De là deux conséquences. D’abord, la loi ne se présente plus comme une formule immuable et indiscutable. En devenant œuvre humaine, elle se reconnaît sujette au changement. Les Douze-Tables le disent : « Ce que les suffrages du peuple ont ordonné en dernier lieu, c’est la loi[1]. » De tous les textes qui nous restent de ce code, il n’en est pas un qui ait plus d’importance que celui-là, ni qui marque mieux le caractère de la révolution qui s’opéra alors dans le droit. La loi n’est plus une tradition sainte, mos ; elle est un simple texte, lex, et comme c’est la volonté des hommes qui l’a faite, cette même volonté peut la changer.

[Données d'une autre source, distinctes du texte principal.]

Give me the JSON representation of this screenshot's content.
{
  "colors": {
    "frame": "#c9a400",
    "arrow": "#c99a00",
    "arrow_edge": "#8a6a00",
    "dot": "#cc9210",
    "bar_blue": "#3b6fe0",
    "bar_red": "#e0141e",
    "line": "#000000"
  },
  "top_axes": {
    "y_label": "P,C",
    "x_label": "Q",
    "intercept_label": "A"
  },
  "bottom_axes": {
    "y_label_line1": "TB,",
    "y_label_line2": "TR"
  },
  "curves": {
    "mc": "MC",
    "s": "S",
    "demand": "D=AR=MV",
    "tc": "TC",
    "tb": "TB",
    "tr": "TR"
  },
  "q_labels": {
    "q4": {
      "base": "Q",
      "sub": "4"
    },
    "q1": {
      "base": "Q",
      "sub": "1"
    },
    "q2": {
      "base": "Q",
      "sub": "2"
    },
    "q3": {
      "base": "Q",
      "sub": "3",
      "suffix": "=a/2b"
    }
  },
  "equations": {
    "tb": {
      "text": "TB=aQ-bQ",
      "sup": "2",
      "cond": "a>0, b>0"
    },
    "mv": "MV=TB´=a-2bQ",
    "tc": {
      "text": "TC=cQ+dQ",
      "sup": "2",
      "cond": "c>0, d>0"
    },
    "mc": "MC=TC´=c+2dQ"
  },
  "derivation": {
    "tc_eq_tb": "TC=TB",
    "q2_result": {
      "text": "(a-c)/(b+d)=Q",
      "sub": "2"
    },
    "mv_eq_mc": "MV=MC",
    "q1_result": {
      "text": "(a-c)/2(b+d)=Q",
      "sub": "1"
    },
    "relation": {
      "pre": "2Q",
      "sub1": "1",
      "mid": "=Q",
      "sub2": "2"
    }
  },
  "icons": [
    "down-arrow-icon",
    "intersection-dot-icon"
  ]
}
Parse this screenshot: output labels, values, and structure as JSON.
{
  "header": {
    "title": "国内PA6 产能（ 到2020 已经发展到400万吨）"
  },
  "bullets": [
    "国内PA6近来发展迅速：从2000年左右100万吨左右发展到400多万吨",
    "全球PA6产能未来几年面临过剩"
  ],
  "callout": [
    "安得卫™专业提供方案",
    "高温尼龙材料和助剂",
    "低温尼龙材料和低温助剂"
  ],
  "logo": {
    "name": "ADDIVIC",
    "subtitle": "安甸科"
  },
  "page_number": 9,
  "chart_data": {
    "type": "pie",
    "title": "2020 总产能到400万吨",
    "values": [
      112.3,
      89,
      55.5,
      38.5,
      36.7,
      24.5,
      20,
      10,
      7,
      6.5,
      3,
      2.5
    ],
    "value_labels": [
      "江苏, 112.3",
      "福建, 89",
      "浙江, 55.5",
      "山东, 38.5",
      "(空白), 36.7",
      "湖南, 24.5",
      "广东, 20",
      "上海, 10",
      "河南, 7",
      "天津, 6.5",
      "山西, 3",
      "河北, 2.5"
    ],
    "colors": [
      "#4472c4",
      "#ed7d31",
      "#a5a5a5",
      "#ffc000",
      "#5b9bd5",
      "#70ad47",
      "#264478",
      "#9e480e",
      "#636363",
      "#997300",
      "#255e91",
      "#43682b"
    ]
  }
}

L’autre conséquence est celle-ci. La loi, qui auparavant était une partie de la religion et était par conséquent le patrimoine des familles sacrées, fut dorénavant la propriété commune de tous les citoyens. Le plébéien put l’invoquer et agir en justice. Tout au plus le patricien de Rome, plus tenace ou plus rusé que l’eupatride d’Athènes, essaya-t-il de cacher à la foule les formes de la procédure ; ces formes mêmes ne tardèrent pas à être divulguées.

  1. Tite-Live, VII, 17 ; IX, 33, 34.